Second, of course there are alternatives to NAMI/Big Pharma’s “all drugging, all the time, by force if necessary” for people who are going through extreme mental states. Soteria was shown by Loren Mosher to be superior than drugging in terms of long term recovery for schizophrenic patients back in the 1970s/1980s. Guess which lobby was responsible for all research in that line of work being shut down? Big Pharma and the psychiatric quacks who saw their source of revenue being threatened.
Third. Al so called “treatment” should be entirely voluntary. ENTIRELY as in NO EXCEPTIONS. Benign paternalism has ruined more lives than we can count, including mine.
Oh yes, I remember Soteria and saw the results. There was a reason it was closed down. You sound very angry. I know some clinicians who worked in the Soteria project. Even they are no longer believers.
Yeah, the reason was that Soteria and Soteria like solutions are not the type of solutions that allow Big Pharma to sell more drugs and academic psychiatrists to cash in in consulting/speaking fees.
I sound very angry… What a joke! I was at the receiving end of psychiatry’s violence, not the other way around. Those in the mainstream survivor movement are committed to defeating psychiatry through entirely legal and peaceful ways. Not only the use of violence is against my convictions but also I truly believe that long lasting change can only be accomplished through peaceful and legal methods.
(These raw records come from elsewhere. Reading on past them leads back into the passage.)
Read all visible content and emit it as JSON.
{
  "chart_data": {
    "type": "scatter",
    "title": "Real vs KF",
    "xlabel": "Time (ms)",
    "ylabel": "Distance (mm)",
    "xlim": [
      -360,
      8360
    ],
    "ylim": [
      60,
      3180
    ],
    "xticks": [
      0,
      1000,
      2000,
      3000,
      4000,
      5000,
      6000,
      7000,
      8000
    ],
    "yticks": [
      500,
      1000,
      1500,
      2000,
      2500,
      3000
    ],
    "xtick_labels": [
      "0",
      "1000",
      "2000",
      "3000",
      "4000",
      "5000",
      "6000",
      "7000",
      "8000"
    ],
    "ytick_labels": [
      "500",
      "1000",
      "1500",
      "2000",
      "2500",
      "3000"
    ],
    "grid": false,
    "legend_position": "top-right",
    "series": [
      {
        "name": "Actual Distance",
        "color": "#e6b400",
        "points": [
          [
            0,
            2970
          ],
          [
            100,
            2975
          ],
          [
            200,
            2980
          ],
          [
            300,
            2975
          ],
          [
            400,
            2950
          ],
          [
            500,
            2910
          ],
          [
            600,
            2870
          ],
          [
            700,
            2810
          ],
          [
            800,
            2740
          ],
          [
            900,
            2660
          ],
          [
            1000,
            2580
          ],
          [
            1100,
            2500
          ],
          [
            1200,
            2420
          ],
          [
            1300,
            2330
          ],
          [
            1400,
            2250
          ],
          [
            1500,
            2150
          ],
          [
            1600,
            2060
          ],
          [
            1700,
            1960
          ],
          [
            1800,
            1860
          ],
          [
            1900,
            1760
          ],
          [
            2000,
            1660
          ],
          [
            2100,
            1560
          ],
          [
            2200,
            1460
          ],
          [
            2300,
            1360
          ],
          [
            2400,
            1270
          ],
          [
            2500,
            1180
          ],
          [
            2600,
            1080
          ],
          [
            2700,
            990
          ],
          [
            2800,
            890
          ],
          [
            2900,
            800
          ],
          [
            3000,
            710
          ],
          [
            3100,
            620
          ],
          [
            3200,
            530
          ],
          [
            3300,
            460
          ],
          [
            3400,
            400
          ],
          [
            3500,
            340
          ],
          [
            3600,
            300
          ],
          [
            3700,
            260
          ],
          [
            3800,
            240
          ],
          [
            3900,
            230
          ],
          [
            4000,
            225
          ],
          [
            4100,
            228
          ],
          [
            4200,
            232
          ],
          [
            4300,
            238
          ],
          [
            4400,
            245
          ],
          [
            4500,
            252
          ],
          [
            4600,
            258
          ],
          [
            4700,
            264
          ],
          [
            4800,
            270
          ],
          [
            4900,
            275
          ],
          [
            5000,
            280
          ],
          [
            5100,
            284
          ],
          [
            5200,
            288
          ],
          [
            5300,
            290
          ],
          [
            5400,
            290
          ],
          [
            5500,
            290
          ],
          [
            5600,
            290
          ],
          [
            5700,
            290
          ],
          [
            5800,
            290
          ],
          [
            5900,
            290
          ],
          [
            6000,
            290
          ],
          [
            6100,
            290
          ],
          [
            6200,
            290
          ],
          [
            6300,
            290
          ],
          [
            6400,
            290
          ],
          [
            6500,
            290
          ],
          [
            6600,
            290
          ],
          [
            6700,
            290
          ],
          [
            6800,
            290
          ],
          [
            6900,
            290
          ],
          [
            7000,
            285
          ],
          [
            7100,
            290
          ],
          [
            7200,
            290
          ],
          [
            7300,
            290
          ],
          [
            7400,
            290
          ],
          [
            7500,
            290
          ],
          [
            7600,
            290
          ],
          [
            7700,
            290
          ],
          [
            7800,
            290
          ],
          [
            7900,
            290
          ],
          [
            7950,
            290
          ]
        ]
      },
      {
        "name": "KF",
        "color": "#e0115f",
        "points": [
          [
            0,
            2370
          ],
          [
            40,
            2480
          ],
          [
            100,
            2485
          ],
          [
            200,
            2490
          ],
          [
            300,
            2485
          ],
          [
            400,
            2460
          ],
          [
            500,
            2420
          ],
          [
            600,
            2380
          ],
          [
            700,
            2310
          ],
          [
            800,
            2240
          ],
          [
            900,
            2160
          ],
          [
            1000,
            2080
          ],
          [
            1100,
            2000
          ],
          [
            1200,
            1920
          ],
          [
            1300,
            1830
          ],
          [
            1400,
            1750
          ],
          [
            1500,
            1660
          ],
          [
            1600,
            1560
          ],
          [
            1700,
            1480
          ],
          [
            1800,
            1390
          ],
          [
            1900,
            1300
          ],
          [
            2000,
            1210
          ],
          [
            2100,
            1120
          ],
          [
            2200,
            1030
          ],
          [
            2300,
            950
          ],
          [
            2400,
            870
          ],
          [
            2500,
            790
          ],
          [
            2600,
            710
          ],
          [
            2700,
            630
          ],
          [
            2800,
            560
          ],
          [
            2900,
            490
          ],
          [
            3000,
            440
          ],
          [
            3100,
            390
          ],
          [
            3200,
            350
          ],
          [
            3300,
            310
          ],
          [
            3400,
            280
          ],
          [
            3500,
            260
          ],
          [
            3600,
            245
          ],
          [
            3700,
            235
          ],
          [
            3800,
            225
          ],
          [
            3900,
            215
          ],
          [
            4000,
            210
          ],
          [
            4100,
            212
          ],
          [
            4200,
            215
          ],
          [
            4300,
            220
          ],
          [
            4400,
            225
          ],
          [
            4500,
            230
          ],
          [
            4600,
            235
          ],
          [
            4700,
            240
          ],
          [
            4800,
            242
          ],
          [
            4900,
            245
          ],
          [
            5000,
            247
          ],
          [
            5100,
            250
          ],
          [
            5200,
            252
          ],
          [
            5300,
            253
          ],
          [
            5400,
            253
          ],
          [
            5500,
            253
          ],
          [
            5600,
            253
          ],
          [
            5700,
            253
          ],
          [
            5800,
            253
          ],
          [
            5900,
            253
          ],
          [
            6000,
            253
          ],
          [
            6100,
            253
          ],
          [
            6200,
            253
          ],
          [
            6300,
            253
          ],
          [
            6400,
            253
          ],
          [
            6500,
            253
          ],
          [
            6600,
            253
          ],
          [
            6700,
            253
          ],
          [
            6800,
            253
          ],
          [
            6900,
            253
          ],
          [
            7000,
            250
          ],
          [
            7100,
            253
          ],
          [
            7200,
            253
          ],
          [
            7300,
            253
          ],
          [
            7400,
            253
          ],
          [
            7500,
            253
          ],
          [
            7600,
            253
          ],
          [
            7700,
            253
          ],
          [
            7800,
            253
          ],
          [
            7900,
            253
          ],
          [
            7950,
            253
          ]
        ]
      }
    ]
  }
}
I hope that at the very minimum you stop repeating canards that have been debunked by no other than the director of the NIMH and the chairman of the latest edition of the DSM. No, psychiatry’s invented diseases are not like cancer. You seem to be scientifically illiterate and very gullible. It’s the type of perfect victim that psychiatry loves to prey on.
Good to see someone who points to research instead of sad unverifiable anecdotes!
I think everyone should be required to take anti-psychotics for one month before taking part in this conversation.
Reading the word “anhedonia” and living it are two very very different things.